Optimizing Cython loop compared to Numpy

#cython: boundscheck=False, wraparound=False, nonecheck=False, cdivision=True, language_level=3
cpdef int query(double[::1] q, double[:,::1] data) nogil:
    cdef:
        int n = data.shape[0]
        int dim = data.shape[1]
        int best_i = -1
        double best_ip = -1
        double ip
    for i in range(n):
        ip = 0
        for j in range(dim):
            ip += q[j] * data[i, j]
        if ip > best_ip:
            best_i = i
            best_ip = ip
    return best_i

After compiling, I time the code from Python:

import numpy as np
import ip
n, dim = 10**6, 10**2
X = np.random.randn(n, dim)
q = np.random.randn(dim)
%timeit ip.query(q, X)

This takes roughly 100ms. Meanwhile the equivalent numpy code:

%timeit np.argmax(q @ X.T)

Takes just around 50ms.

This is odd, since the NumPy code seemingly has to allocate the big array q @ X.T before taking the argmax.
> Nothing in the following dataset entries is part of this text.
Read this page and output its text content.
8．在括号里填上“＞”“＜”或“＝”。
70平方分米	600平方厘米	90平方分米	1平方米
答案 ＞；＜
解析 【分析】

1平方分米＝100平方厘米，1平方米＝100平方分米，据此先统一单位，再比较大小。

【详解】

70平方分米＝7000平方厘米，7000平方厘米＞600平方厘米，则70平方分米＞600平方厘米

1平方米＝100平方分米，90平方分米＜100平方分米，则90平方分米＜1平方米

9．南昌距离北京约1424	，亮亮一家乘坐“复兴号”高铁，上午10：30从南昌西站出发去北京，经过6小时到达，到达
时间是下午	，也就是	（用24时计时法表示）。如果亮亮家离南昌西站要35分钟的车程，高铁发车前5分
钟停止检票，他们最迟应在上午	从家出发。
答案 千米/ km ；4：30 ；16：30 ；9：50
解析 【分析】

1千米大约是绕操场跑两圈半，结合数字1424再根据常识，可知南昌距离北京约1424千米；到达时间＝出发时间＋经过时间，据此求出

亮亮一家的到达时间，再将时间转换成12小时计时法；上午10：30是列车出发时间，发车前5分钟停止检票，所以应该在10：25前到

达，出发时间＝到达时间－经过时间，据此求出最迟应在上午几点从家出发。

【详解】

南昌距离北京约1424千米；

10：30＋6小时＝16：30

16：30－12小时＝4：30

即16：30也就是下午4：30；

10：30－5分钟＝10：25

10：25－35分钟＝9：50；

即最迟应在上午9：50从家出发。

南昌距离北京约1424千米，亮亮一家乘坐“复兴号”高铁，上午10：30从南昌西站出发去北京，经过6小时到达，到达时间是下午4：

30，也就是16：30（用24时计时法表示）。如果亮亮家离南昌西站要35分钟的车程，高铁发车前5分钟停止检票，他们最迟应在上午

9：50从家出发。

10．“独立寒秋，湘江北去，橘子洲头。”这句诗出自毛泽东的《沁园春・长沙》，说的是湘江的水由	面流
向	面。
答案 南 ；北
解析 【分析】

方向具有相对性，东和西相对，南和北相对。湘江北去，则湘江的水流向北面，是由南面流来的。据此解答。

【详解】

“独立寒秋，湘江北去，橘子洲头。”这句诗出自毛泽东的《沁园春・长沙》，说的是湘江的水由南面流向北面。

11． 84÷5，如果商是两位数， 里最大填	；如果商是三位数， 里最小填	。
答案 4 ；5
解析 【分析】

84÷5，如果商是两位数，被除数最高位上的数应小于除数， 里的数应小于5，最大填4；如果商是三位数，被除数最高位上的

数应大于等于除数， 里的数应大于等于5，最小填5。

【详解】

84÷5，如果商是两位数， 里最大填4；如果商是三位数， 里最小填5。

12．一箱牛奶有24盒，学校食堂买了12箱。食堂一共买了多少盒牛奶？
I thus wonder if there are some optimizations I am lacking?

I have added extra_compile_args=["-O3", '-march=native'], to my setup.py and I also tried changing the function definition to

cpdef int query(np.ndarray[double] q, np.ndarray[double, ndim=2] data):

but it had virtually no difference in performance.

Answer

The operation q @ X.T will be mapped to an implementation of matrix-vector-multiplication (dgemv) from either OpenBlas or MKL (depending on your distribution) under the hood – that means you are against one of the best optimized algorithms out there.

The resulting vector has 1M elements, which results in about 8MB memory. 8MB will not always fit into L3-cache, but even RAM has about 15GB/s bandwith, thus writing/reading 8MB will take at most 1-2ms – not much gain compared to about 50ms of the overall running time.

The most obvios issue with your code, is that it doesn’t calculate the same as q @X.T. It calculates

((q[0]*data[i,0]+q[1]*data[i,1])+q[2]*data[i,2])+...

Because of IEEE 754 the compiler is not allowed to reorder the operations and executes them in this non-optimal order: in order to calculate the second sum, the operation must wait until the first summation is performed. This approach doesn’t use the full potential of modern architectures.

A good dgemv implementation will choose a much better order of operations. A similar issue, but with sums, can be found in this SO-post.

To level the field one could use -ffast-math, which allows compiler to reoder operations and thus make a better use of pipelines.

Here are results on my machine for your benchmark:

%timeit query(q, X)            # 101 ms
%timeit query_ffastmath(q, X)  # 56.3 ms
%timeit np.argmax(q @ X.T)     # 50.2 ms

It is still about 10% worse, but I would be really surprised if compiler could beat a hand-crafted version created by experts especially for my processor.